Most people would run away at the prospect of dating someone broken, someone who had sky-high emotional walls. You go in knowing that no matter how much you do things by the book, the idea of trusting you is terrifying to them; their last memories will spill into your relationship and they'll at many times say things they don't mean because they are scared.

You have to tread carefully because they tend to understandably overreact. They might not take kindly to compromising because they've had to compromise a lot before. They want control, even at times where there isn't any to give.

Every time you leave it feels like you're abandoning them.

Jax knew I couldn't stay with him forever, but he still appeared shocked when I had to leave. After spending the weekend at his dad's place, I had to go back to Rittertown. I still had school and after begging my mom to visit Jax, I couldn't overstay or she'd never let me go anywhere again.

I wasn't happy about leaving, but I was happy about my stay. Jax had finally told me what had led to the suicide attempt. We'd told his dad in the morning. Mr. Wyatt's first reaction was that of fury. If Digger had been in the room he would have killed him, I had no doubts about that. His second reaction was sadness and then guilt. Jax cried throughout but told me he felt better afterwards.

He also felt strong enough to lay a case against Digger. I was in the room when he laid out the rape in detail to the investigating officer. I was supposed to be strong for him but I couldn't help but shed a few tears. I couldn't imagine what he was going through having to say everything out loud, even more when the officer appeared skeptical and asked him stupid questions.

The officer said it was a tough case but he'd do everything he could. When we left it felt like nothing much had happened, but Jax was able to smile and that was worth every grueling second at the police station.

Jax and I parted that day as they drove back to Crescendo.

It had been two weeks since I'd last seen him.
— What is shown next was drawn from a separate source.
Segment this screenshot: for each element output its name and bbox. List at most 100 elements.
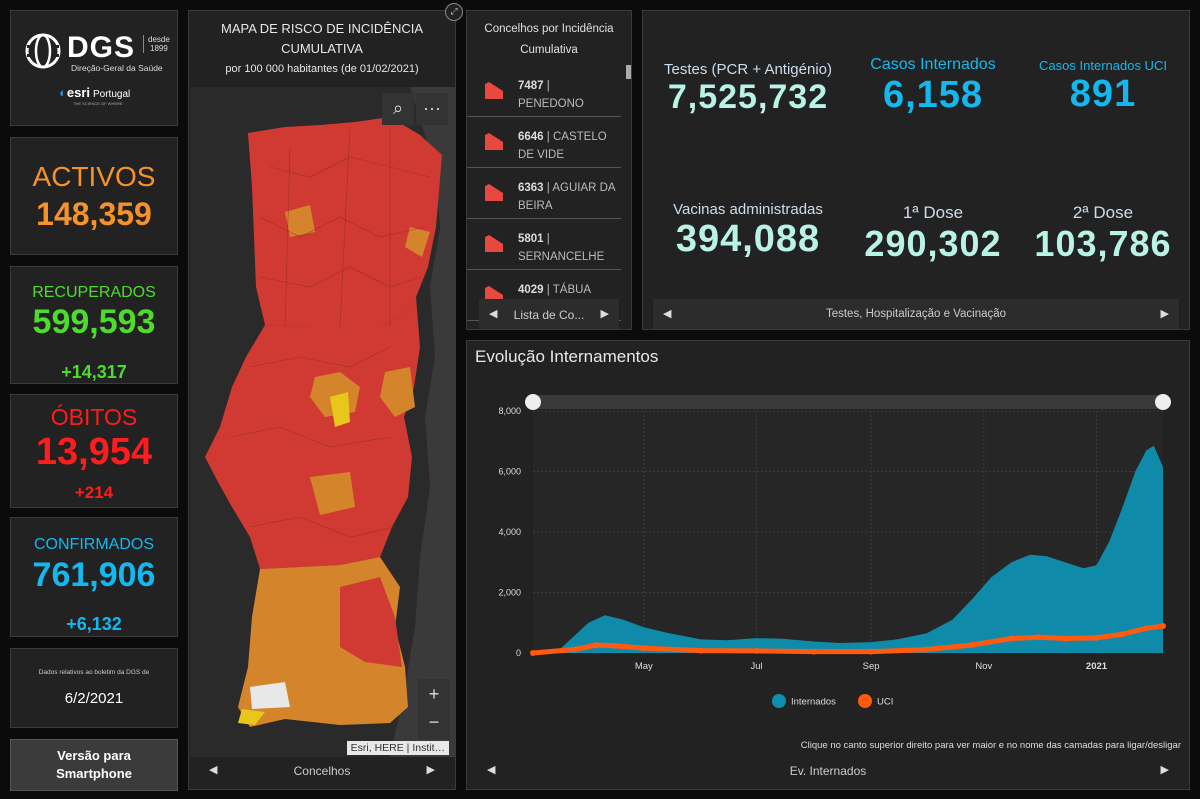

Summer break was coming up and I was excited. Mom had at one point threatened to send me over to my grandparents for the whole summer and I hoped she'd forgotten because I was planning to spend the break with Jax. We'd even talked about it on the phone.

We literally spoke every day since we parted. He was doing well except for the occasional times he asked if he could trust me, the tantrums and the times he called me at one in the morning because he'd had a nightmare about the rape.

He was seeing a therapist, whom he initially "hated". He hated that she wanted him to talk about the things that bothered him. He complained that she wasn't me, but there was only so much I could do for him. I had no training. I was winging it as I went along. Sometimes I gave in and let him have his way when I shouldn't have.